Looking out on them are three surviving Shakers, their village still a testament to faith and hard work. They are all that remain of nearly 5,000 Shakers said to have been active in this country in 1840.

For orphaned Lydia Pierce, however, back in 1918, the Sabbathday Shakers were, quite literally, a godsend. Their welcome was warm but their values and customs were new. Like so many real-life children of her time, she had to learn as she went along.

Lydia, we discover, learns quickly. “I was accustomed to prayers at my church back home,” she tells her diary. ” ‘Our Father who art in heaven’ — I’ve said that as long as I can remember. But the Shakers pray not to Our Father, but to Father-Mother God. It is always that — Father-Mother — never Father alone. They believe in a God that is male and female both! Isn’t that odd?”
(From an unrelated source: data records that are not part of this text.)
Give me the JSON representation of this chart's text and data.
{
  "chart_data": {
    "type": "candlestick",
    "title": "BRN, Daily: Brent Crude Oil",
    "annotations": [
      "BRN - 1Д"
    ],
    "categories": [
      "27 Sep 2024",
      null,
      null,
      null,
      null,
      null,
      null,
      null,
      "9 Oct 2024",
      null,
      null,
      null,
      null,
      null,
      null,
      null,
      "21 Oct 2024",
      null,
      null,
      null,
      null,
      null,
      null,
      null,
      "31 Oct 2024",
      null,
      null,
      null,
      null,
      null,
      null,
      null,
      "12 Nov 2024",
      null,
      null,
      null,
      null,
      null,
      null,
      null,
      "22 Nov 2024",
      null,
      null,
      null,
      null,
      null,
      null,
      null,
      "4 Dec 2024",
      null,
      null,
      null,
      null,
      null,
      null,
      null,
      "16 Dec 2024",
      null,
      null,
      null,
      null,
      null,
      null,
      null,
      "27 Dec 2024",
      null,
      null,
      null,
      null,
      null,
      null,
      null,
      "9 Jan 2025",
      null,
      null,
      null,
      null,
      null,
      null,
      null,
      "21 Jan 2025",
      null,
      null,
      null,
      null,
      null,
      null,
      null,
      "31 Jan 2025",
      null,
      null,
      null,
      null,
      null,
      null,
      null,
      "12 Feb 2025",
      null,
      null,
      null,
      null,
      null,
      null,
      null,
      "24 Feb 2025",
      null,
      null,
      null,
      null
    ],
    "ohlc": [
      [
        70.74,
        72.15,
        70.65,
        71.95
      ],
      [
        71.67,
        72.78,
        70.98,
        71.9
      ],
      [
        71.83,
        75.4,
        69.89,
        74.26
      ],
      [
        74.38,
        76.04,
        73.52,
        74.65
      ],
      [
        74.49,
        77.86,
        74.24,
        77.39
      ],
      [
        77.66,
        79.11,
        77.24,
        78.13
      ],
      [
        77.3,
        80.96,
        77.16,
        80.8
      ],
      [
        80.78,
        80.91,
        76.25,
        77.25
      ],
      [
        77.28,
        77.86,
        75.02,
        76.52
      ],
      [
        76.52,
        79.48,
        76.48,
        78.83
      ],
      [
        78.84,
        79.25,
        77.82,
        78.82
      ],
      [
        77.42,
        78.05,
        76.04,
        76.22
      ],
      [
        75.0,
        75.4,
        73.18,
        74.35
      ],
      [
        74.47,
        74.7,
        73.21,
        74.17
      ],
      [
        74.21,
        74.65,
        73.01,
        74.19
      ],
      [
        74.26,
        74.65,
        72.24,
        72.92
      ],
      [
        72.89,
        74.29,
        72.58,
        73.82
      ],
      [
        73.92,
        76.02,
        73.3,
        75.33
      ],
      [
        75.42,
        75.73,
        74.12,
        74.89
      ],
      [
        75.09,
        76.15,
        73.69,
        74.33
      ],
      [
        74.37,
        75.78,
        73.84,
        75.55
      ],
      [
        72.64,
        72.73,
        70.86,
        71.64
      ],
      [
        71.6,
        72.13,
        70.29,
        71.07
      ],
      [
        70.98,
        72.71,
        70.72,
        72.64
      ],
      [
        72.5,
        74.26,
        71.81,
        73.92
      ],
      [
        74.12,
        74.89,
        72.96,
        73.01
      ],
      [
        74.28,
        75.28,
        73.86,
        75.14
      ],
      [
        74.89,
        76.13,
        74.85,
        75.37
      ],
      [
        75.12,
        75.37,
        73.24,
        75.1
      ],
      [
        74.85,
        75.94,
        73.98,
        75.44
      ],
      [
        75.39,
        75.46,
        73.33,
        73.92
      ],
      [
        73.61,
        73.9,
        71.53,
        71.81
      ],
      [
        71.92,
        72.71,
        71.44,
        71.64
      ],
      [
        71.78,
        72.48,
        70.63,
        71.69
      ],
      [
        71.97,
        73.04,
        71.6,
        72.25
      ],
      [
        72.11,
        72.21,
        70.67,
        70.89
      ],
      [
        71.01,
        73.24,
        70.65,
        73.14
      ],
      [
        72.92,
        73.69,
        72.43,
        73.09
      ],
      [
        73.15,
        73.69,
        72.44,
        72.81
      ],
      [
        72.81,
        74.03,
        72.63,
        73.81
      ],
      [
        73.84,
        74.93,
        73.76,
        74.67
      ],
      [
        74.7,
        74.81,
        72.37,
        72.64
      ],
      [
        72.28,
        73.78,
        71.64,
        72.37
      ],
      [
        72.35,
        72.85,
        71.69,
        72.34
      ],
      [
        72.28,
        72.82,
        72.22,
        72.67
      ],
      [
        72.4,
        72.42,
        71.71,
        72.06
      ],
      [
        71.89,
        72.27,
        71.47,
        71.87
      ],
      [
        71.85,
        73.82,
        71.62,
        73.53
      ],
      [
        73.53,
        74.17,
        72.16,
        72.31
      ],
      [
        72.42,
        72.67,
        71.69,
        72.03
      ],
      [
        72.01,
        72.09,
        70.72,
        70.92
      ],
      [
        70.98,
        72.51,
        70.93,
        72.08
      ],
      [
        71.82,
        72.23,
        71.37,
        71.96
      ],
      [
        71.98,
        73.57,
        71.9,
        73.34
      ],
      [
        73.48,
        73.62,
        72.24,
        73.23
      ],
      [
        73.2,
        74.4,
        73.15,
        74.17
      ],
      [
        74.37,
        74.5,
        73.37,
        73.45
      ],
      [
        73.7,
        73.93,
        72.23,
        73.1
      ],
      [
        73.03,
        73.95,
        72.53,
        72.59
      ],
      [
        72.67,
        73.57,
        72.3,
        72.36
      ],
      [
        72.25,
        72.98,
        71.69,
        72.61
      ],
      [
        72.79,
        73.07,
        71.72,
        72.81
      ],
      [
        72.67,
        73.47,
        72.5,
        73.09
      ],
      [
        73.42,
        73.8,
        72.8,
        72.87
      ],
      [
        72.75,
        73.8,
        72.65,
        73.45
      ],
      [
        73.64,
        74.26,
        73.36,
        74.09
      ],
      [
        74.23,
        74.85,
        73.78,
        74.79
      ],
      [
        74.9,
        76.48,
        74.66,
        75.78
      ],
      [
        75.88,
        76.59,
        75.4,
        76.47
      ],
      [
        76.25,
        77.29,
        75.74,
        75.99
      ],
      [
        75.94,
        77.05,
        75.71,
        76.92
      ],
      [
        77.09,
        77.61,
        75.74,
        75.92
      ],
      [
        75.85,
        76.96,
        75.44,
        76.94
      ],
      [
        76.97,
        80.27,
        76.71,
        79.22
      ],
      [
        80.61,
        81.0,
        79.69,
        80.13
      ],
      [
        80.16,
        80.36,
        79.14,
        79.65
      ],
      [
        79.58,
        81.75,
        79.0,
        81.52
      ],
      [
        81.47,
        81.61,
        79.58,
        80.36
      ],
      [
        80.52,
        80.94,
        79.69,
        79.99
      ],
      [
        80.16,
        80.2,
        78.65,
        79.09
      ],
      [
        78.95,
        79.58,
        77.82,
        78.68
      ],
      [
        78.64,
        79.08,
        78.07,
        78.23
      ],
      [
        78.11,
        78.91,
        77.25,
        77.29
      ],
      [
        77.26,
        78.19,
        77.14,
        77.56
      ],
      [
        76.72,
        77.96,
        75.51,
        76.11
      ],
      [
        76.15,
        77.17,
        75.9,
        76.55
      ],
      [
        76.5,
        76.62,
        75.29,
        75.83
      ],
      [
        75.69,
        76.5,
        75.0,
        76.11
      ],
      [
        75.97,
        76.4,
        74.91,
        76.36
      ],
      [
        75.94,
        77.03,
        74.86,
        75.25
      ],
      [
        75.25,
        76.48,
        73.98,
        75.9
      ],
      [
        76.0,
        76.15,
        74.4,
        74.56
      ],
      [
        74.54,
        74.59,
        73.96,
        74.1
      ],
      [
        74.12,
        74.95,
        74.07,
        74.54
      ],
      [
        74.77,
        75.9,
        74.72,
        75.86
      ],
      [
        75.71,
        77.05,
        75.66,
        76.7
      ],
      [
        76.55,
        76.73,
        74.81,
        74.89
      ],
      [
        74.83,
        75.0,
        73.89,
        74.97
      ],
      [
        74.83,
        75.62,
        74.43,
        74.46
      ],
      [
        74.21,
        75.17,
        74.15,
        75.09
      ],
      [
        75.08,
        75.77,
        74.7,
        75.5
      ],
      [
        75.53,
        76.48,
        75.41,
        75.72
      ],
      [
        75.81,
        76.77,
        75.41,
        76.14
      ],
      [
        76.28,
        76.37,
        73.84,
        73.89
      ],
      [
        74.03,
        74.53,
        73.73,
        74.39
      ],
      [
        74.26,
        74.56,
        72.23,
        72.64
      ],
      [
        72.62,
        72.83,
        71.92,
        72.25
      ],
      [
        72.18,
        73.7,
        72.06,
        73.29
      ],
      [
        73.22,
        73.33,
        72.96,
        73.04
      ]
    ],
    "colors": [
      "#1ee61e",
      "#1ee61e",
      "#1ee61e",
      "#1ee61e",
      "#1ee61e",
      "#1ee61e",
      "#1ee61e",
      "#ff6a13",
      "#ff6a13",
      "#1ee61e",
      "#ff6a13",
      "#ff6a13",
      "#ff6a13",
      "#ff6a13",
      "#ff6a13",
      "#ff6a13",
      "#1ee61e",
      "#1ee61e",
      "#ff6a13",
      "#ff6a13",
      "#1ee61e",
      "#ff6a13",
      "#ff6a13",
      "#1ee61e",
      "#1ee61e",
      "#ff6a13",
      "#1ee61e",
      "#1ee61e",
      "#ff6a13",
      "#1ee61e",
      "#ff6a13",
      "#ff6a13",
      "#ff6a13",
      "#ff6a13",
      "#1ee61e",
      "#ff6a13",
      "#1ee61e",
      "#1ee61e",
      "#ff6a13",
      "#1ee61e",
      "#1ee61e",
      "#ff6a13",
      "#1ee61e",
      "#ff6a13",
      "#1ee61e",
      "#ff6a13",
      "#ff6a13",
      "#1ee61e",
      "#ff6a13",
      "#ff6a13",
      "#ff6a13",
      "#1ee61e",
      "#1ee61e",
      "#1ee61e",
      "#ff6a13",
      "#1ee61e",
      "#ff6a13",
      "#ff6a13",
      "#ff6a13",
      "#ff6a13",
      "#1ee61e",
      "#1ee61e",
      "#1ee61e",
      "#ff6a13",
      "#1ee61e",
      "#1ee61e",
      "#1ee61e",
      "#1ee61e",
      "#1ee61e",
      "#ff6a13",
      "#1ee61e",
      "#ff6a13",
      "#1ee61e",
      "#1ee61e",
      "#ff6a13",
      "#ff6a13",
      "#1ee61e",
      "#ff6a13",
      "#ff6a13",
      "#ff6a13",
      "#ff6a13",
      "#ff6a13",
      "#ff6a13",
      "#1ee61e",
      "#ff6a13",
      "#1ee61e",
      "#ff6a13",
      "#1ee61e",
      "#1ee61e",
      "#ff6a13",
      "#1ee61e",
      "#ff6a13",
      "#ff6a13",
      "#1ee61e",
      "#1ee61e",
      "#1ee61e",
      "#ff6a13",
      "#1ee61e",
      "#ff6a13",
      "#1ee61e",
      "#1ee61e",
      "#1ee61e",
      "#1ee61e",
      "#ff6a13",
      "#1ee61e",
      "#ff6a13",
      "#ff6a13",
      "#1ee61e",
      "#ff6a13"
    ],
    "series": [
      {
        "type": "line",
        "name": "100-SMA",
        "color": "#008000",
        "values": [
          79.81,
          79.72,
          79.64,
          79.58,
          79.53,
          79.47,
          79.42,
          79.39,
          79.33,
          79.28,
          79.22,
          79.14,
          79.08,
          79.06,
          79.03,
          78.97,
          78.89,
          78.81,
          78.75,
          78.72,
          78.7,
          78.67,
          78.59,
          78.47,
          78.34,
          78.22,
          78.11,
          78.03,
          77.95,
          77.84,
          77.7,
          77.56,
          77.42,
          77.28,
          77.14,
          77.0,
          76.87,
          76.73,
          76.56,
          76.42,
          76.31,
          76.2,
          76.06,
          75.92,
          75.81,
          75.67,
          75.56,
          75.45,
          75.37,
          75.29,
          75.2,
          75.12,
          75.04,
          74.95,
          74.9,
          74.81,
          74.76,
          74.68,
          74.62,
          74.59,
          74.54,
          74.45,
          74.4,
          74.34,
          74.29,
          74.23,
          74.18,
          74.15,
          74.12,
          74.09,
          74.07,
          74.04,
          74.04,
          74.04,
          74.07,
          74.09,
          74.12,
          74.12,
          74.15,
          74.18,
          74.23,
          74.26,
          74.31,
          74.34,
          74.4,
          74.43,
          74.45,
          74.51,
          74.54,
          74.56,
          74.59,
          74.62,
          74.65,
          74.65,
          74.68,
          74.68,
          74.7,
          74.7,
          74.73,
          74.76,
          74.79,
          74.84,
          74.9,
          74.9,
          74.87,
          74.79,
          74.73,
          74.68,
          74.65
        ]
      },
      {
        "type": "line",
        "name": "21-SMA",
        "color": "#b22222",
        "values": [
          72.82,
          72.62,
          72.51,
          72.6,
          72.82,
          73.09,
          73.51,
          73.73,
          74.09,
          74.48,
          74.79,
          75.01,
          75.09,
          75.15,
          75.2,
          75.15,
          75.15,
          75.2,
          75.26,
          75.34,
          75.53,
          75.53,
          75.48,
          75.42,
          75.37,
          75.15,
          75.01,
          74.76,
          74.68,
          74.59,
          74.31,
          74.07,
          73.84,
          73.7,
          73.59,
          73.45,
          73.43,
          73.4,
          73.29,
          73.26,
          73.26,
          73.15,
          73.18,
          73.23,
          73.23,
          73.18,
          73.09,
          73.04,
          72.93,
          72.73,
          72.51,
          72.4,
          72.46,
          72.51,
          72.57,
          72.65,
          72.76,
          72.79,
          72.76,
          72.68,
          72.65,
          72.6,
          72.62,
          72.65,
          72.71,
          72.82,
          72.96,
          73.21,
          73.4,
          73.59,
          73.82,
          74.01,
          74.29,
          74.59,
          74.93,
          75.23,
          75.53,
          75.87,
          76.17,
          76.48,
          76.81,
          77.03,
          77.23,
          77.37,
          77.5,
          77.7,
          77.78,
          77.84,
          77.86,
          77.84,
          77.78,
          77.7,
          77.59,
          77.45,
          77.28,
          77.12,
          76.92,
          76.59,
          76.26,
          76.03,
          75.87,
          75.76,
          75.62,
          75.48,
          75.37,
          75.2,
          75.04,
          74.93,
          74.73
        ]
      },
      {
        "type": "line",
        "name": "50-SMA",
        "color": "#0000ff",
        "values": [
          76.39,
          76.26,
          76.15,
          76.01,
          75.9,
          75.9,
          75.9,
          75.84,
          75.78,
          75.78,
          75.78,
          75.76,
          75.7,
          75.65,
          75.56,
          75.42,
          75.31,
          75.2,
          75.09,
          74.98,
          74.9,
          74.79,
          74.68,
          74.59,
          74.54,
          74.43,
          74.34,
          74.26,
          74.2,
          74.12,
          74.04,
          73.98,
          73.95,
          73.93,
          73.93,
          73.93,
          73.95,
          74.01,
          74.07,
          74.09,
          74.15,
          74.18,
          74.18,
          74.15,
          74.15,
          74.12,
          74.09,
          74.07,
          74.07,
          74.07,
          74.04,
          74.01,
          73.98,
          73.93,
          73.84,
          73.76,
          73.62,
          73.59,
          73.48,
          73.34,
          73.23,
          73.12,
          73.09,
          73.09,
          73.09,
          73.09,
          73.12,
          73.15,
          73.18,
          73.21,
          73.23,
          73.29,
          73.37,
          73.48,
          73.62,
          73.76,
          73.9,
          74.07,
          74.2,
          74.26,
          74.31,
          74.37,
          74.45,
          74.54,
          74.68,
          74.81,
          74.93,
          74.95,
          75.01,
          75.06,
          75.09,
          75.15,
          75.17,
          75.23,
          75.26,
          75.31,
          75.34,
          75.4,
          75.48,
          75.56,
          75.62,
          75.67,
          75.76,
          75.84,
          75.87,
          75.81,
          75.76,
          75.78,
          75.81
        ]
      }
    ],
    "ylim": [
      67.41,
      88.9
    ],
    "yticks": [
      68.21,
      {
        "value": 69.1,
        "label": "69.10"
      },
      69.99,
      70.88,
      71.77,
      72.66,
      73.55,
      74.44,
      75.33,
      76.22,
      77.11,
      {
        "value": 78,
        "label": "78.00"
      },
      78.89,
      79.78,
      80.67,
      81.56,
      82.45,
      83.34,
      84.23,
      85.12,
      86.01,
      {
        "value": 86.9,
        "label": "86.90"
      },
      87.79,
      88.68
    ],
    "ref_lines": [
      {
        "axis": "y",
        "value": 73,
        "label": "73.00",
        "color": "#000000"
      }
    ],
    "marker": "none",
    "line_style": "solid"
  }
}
There is considerable joy to be found at Chosen Land too, in doing the work of the world well. Knitting a simple washcloth becomes a victory for Lydia over her own impatience. Admiration for the gifts of others also transcends envy. “Brother Delmer,” she recounts, “has a gift for mechanical things. He built his own bench saw when he was 18 and the steam-fitted greenhouse only two years later.”

” ‘Tis a gift to be simple, ’tis a gift to be free,” Lydia reminds us, citing the words of a familiar Shaker song. The unfolding story of her girlhood in “Like the Willow Tree” testifies to its truth.

Nancy Grape writes book reviews for the Maine Sunday Telegram.